WHO’s confusing doubletalk on COVID-19 raises doubts about competence
Well that didn’t take long.
On Monday, Dr. Maria Van Kerkhove, an infectious disease epidemiologist with the World Health Organization, announced that asymptomatic people with COVID-19 were not likely to spread the virus.
“We have a number of reports from countries who are doing very detailed contact tracing – they are following asymptomatic cases, they are following contacts and they are not finding secondary transmission onward, it’s very rare,” Kerkhove told reporters during a press briefing. “Much of that is not published in the literature.”
“We’re constantly looking at this data,” she added, “and we’re trying to get more information from countries to truly answer this question. It still appears to be rare that an asymptomatic individual actually transmits onward.”
If true, that offered tremendous hope that life could return to some semblance of normal.
Healthline.com reported at the end of May that various studies have shown that anywhere from 25 percent to perhaps 80 percent of people who contract COVID-19 don’t exhibit any symptoms. But they would have at least some immunity to the coronavirus because they have already had it.
Thus, Dr. Van Kerkhove’s report that those people don’t spread the illness to others indicated that, for one idea, we could isolate and treat those who do exhibit symptoms, therefore protecting everyone else and allowing them to fully return to society.
Alas, Van Kerkhove dashed those hopes on Tuesday, but the equivalent of a “never mind.”
“We do know that some people who are asymptomatic or some people who don’t have symptoms can transmit the virus on,” she said on Tuesday. “What we need to better understand is how many people in the population don’t have symptoms and, separately, how many of those individuals go on to transmit to others.”

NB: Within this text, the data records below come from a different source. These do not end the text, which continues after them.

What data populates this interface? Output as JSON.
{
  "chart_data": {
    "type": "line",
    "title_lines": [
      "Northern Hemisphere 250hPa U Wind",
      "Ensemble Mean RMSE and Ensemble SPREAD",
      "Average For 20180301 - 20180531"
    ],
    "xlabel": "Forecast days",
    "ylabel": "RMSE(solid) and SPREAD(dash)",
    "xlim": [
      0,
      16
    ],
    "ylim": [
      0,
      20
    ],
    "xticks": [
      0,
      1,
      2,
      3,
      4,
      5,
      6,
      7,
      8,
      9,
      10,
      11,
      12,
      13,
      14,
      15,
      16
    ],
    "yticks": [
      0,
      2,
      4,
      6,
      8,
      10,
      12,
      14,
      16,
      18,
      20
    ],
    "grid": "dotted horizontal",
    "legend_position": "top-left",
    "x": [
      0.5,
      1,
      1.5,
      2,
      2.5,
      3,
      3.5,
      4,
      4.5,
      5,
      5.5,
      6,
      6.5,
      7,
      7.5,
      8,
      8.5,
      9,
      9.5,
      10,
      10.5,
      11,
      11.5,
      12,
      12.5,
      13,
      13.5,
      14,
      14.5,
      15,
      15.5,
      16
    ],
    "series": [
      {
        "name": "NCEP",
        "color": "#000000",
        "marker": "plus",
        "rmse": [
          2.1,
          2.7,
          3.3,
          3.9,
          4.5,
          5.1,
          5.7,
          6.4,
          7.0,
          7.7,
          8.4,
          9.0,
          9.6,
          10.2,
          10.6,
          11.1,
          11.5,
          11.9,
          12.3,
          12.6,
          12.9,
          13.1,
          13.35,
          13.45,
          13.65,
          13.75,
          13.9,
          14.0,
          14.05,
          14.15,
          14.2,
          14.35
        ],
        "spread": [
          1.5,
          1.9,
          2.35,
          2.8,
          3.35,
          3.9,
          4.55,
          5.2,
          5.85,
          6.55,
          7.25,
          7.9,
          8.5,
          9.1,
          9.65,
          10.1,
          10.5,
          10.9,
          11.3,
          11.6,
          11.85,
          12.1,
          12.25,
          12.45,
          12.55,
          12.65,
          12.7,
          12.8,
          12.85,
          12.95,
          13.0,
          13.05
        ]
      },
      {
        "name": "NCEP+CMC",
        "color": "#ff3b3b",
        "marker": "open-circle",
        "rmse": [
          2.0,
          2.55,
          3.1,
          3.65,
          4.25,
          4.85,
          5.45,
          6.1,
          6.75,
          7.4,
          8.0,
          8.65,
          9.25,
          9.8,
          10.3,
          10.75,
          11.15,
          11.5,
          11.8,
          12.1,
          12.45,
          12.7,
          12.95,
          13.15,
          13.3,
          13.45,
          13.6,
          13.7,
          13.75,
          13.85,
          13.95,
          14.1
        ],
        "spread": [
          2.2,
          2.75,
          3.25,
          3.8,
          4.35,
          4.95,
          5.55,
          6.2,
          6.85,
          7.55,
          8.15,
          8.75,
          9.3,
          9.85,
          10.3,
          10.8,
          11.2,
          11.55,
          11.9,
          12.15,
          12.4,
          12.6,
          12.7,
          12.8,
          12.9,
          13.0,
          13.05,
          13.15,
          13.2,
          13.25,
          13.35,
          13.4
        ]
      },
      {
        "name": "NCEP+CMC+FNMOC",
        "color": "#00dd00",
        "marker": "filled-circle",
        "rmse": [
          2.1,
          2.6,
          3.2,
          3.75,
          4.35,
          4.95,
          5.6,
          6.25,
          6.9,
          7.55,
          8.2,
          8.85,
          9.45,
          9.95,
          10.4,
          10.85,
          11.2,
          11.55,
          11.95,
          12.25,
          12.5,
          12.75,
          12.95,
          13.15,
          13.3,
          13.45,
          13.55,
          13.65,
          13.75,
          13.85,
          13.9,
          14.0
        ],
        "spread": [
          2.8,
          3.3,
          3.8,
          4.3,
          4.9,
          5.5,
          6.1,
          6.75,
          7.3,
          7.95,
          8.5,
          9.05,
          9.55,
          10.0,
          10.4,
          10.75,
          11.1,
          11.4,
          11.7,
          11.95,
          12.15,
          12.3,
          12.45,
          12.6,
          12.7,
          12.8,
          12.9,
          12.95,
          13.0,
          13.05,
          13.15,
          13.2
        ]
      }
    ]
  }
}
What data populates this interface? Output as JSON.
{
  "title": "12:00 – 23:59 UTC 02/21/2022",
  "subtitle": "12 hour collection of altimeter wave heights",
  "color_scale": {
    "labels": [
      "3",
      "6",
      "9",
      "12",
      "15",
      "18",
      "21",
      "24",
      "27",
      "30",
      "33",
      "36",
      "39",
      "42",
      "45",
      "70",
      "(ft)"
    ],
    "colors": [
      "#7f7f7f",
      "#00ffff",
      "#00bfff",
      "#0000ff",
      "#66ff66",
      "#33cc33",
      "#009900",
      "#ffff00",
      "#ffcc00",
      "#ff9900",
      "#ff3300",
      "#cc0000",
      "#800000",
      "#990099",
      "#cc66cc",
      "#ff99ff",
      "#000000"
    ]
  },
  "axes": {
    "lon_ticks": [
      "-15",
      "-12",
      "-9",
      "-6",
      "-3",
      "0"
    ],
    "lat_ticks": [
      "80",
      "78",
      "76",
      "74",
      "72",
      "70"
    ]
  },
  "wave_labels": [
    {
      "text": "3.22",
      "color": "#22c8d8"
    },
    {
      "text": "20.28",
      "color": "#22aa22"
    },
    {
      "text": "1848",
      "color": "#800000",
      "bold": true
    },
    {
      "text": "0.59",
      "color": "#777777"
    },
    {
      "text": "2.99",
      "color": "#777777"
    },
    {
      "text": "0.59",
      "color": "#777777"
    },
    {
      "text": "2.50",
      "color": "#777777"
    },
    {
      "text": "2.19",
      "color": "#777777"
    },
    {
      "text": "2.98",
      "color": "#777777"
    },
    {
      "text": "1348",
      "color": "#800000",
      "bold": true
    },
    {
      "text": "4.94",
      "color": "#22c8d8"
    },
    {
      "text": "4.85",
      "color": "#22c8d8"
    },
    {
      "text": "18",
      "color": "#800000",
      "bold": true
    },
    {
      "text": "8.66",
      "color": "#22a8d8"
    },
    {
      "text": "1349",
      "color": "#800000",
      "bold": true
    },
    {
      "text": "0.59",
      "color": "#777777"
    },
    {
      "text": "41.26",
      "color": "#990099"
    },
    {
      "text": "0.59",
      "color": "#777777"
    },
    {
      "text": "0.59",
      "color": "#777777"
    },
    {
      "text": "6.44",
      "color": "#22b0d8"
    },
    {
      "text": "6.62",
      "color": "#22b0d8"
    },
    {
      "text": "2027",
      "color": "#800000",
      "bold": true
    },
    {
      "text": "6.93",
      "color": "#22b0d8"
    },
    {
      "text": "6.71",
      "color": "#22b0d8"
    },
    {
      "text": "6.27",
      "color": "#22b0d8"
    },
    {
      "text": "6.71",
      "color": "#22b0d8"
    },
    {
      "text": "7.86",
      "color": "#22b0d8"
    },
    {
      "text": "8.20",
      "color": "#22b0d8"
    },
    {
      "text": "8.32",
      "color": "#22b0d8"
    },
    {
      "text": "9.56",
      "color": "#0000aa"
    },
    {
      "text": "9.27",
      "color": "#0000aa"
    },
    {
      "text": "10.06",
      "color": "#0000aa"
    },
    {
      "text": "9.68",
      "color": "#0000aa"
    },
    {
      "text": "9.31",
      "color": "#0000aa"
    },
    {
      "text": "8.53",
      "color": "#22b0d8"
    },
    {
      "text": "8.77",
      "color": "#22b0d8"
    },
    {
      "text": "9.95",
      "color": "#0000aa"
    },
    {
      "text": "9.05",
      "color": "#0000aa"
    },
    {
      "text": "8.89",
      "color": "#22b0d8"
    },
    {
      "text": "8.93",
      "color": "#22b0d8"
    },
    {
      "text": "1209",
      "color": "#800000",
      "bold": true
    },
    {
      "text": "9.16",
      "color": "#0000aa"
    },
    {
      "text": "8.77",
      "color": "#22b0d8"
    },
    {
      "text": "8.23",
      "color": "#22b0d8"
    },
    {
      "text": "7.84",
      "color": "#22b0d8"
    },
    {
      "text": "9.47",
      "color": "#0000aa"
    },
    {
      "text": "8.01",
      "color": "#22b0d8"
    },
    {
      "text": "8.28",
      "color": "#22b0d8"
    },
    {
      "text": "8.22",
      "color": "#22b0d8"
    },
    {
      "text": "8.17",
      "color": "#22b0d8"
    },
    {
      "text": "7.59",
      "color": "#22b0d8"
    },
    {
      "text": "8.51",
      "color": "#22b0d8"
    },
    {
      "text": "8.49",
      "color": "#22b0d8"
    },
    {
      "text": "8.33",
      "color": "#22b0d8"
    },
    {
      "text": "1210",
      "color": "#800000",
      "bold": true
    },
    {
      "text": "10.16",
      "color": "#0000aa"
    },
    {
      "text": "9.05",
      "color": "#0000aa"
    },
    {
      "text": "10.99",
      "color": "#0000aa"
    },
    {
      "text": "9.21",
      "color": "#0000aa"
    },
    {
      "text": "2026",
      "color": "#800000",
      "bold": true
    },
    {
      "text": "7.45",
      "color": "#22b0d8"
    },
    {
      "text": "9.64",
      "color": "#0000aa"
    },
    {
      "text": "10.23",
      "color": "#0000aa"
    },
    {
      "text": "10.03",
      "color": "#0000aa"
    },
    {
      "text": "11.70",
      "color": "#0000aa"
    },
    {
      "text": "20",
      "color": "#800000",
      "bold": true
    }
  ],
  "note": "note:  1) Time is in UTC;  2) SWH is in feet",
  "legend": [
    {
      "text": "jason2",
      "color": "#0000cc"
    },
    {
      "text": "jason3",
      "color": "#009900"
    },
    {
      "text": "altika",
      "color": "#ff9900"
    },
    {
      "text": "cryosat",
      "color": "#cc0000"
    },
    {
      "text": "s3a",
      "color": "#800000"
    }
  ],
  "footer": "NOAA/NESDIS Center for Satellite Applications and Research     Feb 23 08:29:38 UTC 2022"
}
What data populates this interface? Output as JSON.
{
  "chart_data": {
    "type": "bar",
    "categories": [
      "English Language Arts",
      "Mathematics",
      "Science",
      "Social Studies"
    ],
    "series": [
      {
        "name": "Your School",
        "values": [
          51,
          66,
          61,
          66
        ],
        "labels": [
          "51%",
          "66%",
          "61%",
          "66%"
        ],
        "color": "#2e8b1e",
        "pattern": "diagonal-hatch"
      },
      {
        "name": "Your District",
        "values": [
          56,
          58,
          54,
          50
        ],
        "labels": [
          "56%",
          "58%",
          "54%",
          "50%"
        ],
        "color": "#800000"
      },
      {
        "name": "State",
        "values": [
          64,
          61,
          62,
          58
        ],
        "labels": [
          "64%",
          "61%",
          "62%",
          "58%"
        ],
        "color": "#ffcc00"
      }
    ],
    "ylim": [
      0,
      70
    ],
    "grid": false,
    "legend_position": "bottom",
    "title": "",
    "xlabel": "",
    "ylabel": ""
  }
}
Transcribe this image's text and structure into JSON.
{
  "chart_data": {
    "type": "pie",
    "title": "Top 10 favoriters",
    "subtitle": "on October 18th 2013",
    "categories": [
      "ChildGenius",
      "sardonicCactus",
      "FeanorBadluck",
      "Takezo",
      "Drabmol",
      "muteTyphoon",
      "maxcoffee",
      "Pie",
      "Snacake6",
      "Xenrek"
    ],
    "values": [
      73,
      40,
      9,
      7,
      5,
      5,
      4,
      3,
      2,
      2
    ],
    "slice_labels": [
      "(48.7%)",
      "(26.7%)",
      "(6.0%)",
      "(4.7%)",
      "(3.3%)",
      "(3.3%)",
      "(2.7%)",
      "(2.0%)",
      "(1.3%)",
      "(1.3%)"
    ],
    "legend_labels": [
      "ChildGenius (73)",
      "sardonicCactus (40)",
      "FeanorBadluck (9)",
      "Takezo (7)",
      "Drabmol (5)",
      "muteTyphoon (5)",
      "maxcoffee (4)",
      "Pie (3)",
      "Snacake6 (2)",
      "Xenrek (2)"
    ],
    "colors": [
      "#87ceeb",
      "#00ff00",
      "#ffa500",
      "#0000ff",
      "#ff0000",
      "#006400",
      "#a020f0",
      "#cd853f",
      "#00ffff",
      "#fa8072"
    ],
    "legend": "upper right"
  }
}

Continuing, she said that her use of the phrase “very rare” created a “misunderstanding” because was only referring to a “subset of studies.”
She noted that perhaps 40 percent of people with no symptoms may still transmit the virus to others.
The New York Times on Tuesday related how the WHO has struggled to get its act together during the pandemic.
For instance, the message on Monday about the rarity of transmission from asymptomatic people was similar to what the agency had said back in February. Just last week it endorsed the idea of widespread mask-wearing, and raised doubts about their effectiveness by painting out that practice ws “not yet supported by high quality or direct scientific evidence.” And the WHO has disputed whether COVID-19 can be contracted by the spread of aerosol particles generated by people in close contact by talking or breathing.
The WHO still has not shaken the notion that it does China’s bidding, or that it simply hasn’t changed some of its thinking after President Donald Trump threatened to cut U.S. funding to the agency.
At this point who really believes the WHO?